José Manuel De Prada
For most of my life I have lived in Barcelona, although I was born in Salamanca, a city in the west of Spain. I studied English Language and Literature at the University of Barcelona, and English and Comparative Literature at Columbia University, New York. In 2010 I obtained a PhD in Comparative Literature at the University of Alcalá de Henares, in Spain, with a thesis about the lion stories of the /xam Bushmen (Mitos y creencias de los bosquimanos /xam: relatos orales acerca del león). My more recent book is Cuentos populares de África ("Folktales from Africa", Madrid, 2012).
In 1988 I read Bleek and Lloyd’s Specimens of Bushman Folklore (1911) and from that moment the study of oral traditions and their bearers has been my main field of interest. I have a special fascination with the idea of storytelling as a human need, and with the connection between memory and survival, ethics and aesthetics, in traditional narratives.

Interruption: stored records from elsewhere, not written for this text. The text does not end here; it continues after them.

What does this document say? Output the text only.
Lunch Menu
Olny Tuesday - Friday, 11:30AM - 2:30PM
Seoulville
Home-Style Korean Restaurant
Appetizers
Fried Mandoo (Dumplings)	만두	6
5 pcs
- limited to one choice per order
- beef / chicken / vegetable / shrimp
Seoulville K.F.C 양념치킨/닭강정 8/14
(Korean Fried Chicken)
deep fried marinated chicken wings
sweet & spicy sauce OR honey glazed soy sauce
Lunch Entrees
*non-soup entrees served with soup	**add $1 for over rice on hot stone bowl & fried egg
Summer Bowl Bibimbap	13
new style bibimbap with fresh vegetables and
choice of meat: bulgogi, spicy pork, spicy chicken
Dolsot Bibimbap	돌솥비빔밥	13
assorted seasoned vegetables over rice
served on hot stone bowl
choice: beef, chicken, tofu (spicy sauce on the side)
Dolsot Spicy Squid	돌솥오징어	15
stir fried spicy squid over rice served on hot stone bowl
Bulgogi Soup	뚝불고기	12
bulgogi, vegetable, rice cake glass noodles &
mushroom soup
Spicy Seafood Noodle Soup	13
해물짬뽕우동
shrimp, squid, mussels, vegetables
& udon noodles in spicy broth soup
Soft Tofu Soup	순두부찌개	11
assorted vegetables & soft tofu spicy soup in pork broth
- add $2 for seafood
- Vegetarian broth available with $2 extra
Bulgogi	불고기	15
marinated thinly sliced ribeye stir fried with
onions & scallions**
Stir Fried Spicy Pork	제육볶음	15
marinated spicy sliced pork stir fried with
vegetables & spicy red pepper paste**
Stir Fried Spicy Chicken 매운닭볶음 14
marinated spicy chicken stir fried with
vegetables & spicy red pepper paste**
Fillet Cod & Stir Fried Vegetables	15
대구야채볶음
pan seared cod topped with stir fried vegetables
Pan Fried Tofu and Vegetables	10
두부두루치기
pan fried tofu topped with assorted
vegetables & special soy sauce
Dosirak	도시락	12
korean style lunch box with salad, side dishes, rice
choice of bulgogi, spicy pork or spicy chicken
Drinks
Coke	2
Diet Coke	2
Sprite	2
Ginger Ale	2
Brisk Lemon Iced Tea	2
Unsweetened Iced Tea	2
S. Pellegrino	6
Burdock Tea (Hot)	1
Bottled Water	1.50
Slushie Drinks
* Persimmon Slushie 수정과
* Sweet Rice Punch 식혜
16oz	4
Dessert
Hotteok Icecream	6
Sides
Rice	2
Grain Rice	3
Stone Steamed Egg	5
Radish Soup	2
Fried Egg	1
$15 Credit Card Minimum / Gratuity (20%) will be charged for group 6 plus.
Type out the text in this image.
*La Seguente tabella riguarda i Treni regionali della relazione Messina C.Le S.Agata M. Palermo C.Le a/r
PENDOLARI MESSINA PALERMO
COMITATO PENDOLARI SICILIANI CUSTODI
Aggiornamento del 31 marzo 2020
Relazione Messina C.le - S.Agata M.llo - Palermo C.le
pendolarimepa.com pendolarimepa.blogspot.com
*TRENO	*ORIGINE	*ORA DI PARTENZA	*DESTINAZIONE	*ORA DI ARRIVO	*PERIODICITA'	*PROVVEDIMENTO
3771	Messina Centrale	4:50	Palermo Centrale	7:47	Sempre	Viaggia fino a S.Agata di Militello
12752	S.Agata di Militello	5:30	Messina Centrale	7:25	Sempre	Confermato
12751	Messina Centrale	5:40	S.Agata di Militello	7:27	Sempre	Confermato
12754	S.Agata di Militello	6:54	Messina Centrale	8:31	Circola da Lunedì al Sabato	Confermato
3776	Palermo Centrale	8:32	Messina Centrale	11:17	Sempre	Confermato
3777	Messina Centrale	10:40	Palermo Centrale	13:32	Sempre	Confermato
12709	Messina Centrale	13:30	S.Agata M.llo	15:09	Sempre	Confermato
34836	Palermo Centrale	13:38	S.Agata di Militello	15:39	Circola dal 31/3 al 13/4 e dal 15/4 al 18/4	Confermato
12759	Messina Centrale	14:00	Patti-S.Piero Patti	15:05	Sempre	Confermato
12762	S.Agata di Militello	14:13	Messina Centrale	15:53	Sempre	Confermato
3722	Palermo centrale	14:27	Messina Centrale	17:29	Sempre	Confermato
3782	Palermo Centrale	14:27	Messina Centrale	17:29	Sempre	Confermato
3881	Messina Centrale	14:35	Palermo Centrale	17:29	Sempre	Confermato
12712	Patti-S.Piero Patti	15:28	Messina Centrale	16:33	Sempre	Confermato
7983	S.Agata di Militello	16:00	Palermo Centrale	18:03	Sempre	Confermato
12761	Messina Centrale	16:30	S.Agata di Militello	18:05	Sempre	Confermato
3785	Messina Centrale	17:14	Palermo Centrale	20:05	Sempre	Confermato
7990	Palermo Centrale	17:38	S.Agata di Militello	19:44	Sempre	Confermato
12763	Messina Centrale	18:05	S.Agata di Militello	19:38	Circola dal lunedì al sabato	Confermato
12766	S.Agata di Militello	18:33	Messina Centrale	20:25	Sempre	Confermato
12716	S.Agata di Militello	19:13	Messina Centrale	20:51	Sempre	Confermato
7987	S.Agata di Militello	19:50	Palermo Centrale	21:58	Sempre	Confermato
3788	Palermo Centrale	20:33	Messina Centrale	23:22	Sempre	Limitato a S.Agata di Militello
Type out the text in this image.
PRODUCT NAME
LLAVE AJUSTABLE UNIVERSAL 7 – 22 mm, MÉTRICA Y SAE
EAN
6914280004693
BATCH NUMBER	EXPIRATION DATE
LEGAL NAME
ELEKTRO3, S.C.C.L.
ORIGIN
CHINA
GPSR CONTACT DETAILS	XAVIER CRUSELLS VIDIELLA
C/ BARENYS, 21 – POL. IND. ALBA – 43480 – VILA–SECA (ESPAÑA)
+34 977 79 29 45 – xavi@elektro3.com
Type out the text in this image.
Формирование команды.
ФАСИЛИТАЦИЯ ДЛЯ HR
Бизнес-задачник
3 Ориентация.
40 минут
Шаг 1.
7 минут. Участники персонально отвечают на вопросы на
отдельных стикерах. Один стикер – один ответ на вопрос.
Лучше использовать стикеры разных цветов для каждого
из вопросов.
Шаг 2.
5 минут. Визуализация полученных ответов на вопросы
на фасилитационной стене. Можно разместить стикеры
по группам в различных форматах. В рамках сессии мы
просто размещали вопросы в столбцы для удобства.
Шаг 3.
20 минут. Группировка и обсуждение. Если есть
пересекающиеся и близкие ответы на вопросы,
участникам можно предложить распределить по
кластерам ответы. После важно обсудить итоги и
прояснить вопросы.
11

My first experiences in the field in Spain and South Africa opened my eyes to the potential of combining fieldwork with archival research, an approach that my involvement with the APC has contributed to reinforce.
After more than two years of residence in South Africa as post-doctoral research fellow at the Centre for Curating the Archive at the University of Cape Town (2010-2012) and the University of KwaZulu-Natal (2012-2013) I returned to Spain, although I am involved in several projects in South Africa, one of them the recording of the oral narratives of the Upper Karoo people, an "open archive" which in many ways complements and continues the /xam tradition documented in the 19th century by Bleek and Lloyd. My work in progress includes an edition of Louis Anthing’s reports and letters from Bushmaland in 1861-1863 about the extermination of the /xam, to be published by the Van Riebeeck Society, an annotated edition of J. M. Orpen's landmark 1873 article on the rock art and mythology of the Maluti San (in collaboration with other scholars) and a small collection of the Karoo oral narratives I have recorded since 2011. I am also working on a book and exhibition celebrating the culture and arts, ancient and contemporary, of the communities that live near the giant radiotelescope that is currently being built in the Karoo (SKA). Early in 2014, I was made Honorary Research Associate at the Department of Archaeology of the University of Cape Town.